En même temps, cette peur provoquait par moments un sentiment de révolte contre l'injustice qui lui était faite. Pourquoi était-il frappé de la sorte, lui, alors que tant d'autres enfants ne tomberaient jamais malades ?
Depuis le jour où le médecin lui avait appris la nouvelle, par une sorte d'instinct de protection, il s'était comme retiré en lui-même. Il s'agissait de ne pas laisser la moindre prise au monde extérieur pour éviter qu'il n'ajoute la moindre souffrance à celle qui, déjà, était trop grande pour lui.
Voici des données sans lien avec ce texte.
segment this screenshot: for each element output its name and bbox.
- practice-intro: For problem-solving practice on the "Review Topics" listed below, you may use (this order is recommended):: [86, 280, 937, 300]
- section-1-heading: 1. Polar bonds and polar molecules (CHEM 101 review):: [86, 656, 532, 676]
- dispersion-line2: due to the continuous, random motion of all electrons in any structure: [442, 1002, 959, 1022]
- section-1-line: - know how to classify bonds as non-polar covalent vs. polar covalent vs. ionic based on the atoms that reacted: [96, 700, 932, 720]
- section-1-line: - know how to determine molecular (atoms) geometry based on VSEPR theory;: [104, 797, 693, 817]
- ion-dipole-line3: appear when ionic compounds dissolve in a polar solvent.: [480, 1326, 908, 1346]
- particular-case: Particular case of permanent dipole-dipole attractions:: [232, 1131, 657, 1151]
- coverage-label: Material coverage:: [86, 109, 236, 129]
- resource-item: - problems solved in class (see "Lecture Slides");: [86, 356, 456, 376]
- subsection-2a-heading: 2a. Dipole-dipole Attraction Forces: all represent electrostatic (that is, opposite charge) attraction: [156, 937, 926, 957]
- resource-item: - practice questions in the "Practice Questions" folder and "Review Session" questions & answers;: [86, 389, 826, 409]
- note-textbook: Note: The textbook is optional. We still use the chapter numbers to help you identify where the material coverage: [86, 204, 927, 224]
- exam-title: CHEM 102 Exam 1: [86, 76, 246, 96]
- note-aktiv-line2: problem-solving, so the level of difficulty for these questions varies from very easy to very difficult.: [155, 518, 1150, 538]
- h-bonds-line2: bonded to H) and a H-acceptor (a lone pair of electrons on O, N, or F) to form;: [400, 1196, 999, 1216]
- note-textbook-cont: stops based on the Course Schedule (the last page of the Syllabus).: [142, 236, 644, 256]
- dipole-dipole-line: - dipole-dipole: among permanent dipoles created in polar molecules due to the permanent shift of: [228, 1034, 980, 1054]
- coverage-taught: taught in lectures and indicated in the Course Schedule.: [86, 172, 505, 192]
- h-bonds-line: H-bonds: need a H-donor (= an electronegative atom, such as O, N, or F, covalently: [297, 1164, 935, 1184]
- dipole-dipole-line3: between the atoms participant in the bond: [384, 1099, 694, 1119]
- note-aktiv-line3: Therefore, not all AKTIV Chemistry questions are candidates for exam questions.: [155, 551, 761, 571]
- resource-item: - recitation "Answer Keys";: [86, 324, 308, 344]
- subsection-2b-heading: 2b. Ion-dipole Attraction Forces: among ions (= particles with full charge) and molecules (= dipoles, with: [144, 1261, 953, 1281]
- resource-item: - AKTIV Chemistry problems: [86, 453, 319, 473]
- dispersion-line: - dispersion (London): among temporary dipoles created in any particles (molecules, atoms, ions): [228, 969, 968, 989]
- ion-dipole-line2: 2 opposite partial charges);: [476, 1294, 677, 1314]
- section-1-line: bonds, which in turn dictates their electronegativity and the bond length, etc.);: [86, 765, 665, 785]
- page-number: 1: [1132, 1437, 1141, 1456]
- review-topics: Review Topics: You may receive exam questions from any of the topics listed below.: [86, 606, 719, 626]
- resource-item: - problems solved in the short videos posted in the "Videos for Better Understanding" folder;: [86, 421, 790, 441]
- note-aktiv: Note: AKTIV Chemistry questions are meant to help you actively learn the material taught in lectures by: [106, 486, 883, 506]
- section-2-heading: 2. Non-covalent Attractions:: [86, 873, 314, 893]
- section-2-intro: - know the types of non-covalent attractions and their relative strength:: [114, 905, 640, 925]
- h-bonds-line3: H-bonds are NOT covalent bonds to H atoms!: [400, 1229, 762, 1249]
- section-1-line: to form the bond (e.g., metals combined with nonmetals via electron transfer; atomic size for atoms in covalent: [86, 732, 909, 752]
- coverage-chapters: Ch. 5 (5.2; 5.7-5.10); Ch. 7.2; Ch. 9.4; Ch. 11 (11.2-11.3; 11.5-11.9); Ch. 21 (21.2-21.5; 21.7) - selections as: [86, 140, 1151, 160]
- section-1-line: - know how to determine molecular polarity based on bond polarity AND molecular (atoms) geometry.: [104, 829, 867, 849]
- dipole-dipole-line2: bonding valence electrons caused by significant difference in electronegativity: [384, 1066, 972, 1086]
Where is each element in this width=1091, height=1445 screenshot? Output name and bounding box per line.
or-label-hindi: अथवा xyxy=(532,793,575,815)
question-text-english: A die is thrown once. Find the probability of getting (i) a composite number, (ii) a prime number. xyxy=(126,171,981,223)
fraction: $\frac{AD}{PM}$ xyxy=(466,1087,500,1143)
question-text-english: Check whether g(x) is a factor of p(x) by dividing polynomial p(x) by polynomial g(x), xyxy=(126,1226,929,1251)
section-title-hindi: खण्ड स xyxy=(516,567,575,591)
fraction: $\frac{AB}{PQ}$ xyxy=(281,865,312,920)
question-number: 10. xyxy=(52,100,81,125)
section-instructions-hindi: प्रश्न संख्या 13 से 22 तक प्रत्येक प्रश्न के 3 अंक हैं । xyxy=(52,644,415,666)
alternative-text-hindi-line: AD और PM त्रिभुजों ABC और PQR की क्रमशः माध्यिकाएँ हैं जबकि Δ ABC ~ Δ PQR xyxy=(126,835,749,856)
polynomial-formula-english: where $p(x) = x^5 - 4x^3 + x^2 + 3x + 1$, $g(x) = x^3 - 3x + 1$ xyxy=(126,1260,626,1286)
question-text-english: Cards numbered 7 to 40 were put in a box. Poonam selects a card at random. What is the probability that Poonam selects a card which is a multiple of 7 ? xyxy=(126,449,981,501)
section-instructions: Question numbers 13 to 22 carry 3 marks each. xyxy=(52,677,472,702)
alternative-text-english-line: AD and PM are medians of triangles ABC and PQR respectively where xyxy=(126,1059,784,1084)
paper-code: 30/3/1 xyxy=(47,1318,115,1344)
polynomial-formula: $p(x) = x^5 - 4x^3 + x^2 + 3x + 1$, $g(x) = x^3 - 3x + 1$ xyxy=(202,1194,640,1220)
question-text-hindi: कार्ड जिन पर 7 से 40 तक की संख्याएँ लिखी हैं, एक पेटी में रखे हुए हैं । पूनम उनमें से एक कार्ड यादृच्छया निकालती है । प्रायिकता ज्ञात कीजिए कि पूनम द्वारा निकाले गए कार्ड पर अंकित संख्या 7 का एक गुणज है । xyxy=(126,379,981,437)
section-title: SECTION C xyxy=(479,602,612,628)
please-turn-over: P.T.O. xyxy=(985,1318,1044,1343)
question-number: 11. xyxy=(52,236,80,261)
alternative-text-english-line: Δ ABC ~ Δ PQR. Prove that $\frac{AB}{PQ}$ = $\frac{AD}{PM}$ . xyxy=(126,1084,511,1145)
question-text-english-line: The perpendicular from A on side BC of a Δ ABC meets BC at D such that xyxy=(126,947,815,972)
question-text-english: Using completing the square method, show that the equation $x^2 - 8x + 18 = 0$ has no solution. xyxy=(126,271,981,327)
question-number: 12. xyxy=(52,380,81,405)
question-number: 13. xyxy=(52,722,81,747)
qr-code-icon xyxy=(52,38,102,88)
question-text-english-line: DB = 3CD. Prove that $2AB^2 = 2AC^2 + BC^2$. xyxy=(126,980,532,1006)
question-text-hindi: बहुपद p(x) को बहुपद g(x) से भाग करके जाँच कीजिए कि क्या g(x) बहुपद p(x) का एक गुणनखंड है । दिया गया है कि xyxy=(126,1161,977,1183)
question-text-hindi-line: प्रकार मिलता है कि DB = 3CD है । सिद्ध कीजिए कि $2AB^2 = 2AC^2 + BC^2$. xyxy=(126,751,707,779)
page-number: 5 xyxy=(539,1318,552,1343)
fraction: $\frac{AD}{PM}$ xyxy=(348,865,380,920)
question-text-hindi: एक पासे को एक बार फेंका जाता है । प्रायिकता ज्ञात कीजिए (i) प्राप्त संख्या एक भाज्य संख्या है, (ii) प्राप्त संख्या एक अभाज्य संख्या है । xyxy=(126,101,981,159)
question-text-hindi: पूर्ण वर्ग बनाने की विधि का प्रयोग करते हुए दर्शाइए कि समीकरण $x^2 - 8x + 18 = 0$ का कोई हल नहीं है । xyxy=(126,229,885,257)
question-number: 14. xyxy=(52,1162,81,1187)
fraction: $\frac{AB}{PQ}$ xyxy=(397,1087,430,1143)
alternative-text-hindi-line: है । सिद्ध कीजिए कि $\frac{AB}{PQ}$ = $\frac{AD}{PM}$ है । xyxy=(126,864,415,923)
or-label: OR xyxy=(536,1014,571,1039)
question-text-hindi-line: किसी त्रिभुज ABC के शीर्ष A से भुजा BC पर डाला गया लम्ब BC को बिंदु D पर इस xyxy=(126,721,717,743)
C'était comme si la peur de ce mercredi 10 avril 1990 demeurait endormie dans sa tête. Il parvenait à y penser avec moins d'angoisse, même s'il ne cessait de se poser des questions. Il allait peut-être mourir. Qu'Est-ce que c'était que mourir ? Est-ce que c'était souffrir ? Il avait demandé à sa mère mais elle n'avait pas su lui répondre. Et qu'y avait-il après la vie ? Comment c'était là-bas ? De toutes ses forces il tentait de s'imaginer que là-bas, c'était comme chez ses grands-parents, et il s'évertuait à ne pas imaginer autre chose. Un refuge. Un port. Sans souffrance. Sans médecin inconnu. Des prés, des champs, des arbres. Plus jamais de peur. Plus jamais cette morsure au fond de son estomac, ce souffle coupé. Pouvait-on mourir à dix ans ? Non. C'était impossible.
Il n’y avait pas un bruit dans la vallée. Le soleil se couchait sur les collines en incendiant le sommet des arbres. Sébastien s’aperçut qu’il avait tout oublié de ce qui s’était passé avant ces heures près du ruisseau. Le retour à la réalité lui mordit douloureusement le ventre. Marchant derrière Auguste, il se promit de revenir pêcher tout seul. Il lui sembla qu’il y avait là, au bord du ruisseau, un port dans lequel, plus qu’ailleurs, il se sentait en sécurité.
Il avait eu raison de venir jusqu’à eux. Cet homme et cette femme, il en était sûr maintenant, étaient capables de le porter jusqu’à la guérison. Il y avait dans leurs yeux, dans leurs gestes, leurs paroles, une chaleur qui allait faire fondre définitivement la neige sous laquelle il avait failli être enseveli.
Il n’avait jamais douté que les deux vieux accepteraient de le prendre avec eux. Cet homme et cette femme qu’il connaissait si peu n’étaient pas de ceux qui refusent un secours à qui que ce soit. Et en effet, ils avaient dit oui, tout de suite, sans discuter, sans demander d’explications, tandis que leur fille unique balbutiait des mots incompréhensibles en étouffent ses sanglots.